Obsessed with his musical career and international travel, Richard has paid little attention to Karina and their daughter, Grace, and he has had affairs with other women. Karina has deceived him about her inability to bear more children. Because of their move from New York City to Boston, Karina, also a gifted pianist, has lost a possible career in jazz and now gives piano lessons to unpromising students. 

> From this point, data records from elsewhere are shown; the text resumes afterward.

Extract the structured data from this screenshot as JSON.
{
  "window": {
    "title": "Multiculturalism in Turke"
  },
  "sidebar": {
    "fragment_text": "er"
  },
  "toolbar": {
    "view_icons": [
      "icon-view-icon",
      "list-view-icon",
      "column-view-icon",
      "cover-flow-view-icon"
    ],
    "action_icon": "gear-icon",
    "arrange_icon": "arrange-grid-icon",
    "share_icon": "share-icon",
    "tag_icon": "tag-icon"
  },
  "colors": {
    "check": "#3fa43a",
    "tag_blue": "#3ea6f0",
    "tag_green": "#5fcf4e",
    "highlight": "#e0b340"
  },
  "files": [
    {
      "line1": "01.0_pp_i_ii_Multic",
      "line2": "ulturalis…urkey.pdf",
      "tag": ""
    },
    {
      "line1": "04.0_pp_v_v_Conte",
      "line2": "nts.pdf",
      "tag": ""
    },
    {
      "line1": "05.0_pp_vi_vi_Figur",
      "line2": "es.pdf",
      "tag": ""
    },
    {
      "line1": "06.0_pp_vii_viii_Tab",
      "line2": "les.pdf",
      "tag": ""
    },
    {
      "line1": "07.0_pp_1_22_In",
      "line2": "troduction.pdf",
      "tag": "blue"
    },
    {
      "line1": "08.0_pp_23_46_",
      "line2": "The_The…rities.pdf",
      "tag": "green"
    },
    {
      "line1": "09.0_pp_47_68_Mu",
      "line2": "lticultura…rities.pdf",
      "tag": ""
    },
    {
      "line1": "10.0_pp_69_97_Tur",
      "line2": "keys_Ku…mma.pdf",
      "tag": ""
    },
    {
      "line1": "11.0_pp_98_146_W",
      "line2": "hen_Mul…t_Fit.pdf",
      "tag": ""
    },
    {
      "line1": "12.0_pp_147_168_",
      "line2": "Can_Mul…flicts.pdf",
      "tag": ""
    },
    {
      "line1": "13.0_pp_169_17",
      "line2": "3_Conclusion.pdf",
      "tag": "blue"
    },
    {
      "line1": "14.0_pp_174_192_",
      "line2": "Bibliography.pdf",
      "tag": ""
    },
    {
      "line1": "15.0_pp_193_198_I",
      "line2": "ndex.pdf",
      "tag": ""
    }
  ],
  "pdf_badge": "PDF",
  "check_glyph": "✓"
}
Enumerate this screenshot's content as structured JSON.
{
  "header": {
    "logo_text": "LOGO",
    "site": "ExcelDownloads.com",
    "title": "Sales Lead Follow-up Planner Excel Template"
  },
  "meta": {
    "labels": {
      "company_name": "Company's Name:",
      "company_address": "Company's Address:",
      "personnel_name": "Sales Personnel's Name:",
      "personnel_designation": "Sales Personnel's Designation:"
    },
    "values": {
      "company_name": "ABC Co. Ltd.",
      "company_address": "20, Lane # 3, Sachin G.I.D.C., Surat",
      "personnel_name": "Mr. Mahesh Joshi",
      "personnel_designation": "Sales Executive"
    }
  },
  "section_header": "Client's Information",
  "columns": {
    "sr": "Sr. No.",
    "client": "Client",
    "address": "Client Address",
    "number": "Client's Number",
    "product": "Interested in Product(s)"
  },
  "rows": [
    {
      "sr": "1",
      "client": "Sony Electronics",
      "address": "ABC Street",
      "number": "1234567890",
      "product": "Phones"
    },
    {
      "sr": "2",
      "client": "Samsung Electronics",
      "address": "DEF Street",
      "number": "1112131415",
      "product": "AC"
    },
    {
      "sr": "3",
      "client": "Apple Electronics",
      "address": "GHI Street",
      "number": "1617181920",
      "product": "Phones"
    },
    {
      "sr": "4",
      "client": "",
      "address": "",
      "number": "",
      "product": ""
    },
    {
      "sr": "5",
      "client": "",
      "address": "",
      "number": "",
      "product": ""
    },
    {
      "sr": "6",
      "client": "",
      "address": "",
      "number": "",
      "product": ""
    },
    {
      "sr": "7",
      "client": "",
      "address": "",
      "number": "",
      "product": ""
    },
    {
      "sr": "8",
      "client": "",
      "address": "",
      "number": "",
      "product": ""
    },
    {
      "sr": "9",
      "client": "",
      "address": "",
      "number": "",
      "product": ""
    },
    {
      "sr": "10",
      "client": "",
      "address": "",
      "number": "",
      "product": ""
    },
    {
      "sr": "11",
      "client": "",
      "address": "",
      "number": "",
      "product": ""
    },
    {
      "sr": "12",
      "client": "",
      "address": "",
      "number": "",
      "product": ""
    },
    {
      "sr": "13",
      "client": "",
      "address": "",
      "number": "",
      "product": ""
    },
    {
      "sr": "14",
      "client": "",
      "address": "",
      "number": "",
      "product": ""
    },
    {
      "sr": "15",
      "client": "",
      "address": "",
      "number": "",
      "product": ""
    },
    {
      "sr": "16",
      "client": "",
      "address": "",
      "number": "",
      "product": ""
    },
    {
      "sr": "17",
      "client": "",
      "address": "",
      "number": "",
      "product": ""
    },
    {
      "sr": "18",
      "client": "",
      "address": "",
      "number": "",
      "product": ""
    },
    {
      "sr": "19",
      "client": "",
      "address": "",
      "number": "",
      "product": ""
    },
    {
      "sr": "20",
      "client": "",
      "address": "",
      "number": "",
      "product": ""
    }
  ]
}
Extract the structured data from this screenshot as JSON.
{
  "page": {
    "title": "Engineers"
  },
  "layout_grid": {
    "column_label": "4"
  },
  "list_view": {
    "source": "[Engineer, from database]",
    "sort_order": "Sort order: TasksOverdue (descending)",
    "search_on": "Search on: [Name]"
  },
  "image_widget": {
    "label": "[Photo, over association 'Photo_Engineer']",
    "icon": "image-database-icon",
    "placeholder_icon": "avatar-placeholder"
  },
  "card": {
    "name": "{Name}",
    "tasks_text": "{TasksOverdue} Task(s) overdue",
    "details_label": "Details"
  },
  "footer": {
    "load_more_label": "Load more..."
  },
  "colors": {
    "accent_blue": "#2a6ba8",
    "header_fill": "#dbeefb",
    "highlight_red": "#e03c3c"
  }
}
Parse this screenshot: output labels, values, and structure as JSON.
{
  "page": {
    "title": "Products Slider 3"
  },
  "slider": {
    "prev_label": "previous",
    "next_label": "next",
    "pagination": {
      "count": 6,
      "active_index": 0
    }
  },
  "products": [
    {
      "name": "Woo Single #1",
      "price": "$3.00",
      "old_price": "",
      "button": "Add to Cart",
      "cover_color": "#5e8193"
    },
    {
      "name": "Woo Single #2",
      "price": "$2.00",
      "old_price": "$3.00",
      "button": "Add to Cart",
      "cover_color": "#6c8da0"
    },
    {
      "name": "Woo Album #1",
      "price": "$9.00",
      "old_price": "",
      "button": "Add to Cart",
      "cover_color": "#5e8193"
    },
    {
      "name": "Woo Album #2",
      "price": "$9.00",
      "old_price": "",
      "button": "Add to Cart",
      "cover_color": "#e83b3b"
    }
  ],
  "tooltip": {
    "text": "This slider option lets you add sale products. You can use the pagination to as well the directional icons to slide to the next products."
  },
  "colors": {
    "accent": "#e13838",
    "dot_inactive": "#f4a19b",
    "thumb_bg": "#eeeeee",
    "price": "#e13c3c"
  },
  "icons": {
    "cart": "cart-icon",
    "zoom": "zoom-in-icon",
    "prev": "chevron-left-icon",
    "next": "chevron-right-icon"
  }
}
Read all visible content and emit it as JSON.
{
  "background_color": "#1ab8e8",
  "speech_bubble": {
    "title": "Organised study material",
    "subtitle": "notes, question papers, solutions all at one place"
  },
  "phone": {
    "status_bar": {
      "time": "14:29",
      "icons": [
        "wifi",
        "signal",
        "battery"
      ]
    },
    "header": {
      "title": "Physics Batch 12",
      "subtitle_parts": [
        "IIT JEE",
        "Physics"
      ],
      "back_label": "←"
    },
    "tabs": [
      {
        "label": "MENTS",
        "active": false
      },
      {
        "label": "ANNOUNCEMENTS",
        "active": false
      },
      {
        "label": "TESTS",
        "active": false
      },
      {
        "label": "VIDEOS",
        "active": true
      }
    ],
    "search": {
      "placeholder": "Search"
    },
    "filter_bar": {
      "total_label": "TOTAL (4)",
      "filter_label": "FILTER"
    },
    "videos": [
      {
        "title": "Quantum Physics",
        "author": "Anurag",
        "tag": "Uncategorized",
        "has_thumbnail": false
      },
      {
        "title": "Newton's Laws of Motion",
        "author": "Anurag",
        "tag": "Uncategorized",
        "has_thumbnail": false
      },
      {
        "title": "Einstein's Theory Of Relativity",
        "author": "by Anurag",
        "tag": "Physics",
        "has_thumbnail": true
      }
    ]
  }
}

The first several chapters alternate between Richard and Karina. Although divorced from him, she brings him, now an ALS patient, back into the home they once shared. Various nurses, doctors, and other specialists try to explain the difficult future that includes certain loss of body functions, but Richard and Karina are slow to comprehend these. Despite their denial, they are forced to come to terms with Richard’s progressive decline and, finally, death.     
          
Richard loses the ability to use his hands, then his arms. He needs a special machine to breathe at night. Soon he has paid caregivers for parts of the day; these include a cheery and admirable man named Bill. No longer able to eat, Richard has a feeding tube. Later he needs a hospital bed. Also a Head Mouse to work his computer. Also an elaborate wheelchair. With unresolved issues in the past, Richard and Karina are emotionally apart—even with feelings of hate and rage—even while she cares for him.  

Karina’s walking partner Elise, a teacher, helps her stay sane. Karina travels to New Orleans with Elise and her class and finds her interest in jazz reawakened. No longer able to breathe even with assistance, should Richard go on to mechanical ventilation that will require 24-hour care at enormous expense? A choice is made. Richard dies, with various resolutions before and after his death.